Il disegno di legge che presenta il bilancio è stato finalmente pubblicato sul sito del ministero delle Finanze ma dev’essere ancora approvato dal Parlamento. È stato definito sull'ipotesi di crescita economica del 5,5%, un'inflazione del 2,8% e un deficit del 2,55% del Pil.
Europee
A maggio si svolgeranno anche in Romania le elezioni europee. Per il Parlamento europeo la Romania ha a disposizione 32 seggi e la concorrenza è alle stelle visto che Bruxelles è molto ambita, a partire dalle opportunità salariali che interessano sia il singolo politico in corsa che il suo partito di appartenenza.
In vista delle prossime elezioni di maggio (un test per le elezioni presidenziale di fine anno in Romania) si è costituita l’alleanza tra l'USR (l’Unione Salvate la Romania) - terza forza politica del paese, costituita nel 2015 come un’alternativa alla vecchia classe politica coinvolta in scandali di corruzione, ottenne nelle elezioni politiche del 2016 l’8,8% dei voti - e la nuova formazione politica Plus (il Partito della Libertà, Unità e Solidarietà di Dacian Cioloș, ex commissario europeo nonché ex premier della Romania). I due movimenti hanno concordato liste comuni alle europee e poi valuteranno se presentarsi uniti anche alle presidenziali di fine anno ed alle politiche del 2020. L’Alleanza USR Plus si presenta come una possibile alternativa di governo.
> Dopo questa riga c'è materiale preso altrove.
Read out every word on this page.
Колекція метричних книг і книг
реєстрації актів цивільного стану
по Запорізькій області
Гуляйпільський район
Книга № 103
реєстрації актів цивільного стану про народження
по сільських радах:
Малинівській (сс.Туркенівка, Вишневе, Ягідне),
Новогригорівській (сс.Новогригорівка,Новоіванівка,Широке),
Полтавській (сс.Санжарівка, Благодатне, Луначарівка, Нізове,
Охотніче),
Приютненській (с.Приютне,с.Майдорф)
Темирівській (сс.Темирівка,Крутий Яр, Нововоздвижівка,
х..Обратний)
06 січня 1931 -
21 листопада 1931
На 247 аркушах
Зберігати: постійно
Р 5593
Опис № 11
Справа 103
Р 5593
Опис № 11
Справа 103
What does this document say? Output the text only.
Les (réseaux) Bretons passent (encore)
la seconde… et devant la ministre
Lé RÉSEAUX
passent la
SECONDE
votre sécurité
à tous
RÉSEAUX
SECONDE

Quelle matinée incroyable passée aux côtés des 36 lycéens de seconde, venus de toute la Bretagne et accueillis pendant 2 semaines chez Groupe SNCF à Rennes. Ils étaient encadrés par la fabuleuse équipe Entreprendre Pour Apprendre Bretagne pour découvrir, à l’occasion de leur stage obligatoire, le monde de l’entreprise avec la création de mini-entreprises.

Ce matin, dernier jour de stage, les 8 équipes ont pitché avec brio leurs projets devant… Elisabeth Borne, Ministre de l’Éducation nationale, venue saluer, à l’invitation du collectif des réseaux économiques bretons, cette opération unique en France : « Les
Intanto dal principale partito della Romania, il PSD di Liviu Dragnea, continuano le migrazioni verso un nuovo partito, "Pro-Romania", guidato dall'ex socialdemocratico nonché ex premier Victor Ponta. Il partito, di ideologia progressista e social liberale, è formato soprattutto da vecchi membri del PSD. Ponta è riuscito di recente ad attirare nel partito la commissaria europea, Corina Crețu (anch’essa una ex PSD ) e l’ex premier PSD Mihai Tudose. Pro Romania si presenterà da solo alle elezioni europarlamentari e spera di ottenere un risultato attorno all'8-10% dei voti, corrispondenti a circa 3-4 parlamentari.
Alle elezioni europee non mancheranno all’appello i liberali – il PNL - di Ludovic Orban (che appoggia ed è appoggiato dal capo dello stato Klaus Iohannis), seconda formazione del paese, l’UDMR (l’Unione Democratica dei Magiari della Romania) e l'ALDE ( l’Alleanza dei Liberali e dei Democratici) di Călin Popescu Tăriceanu, anch’esso un ex primo ministro della Romania ora partner di governo con il PSD.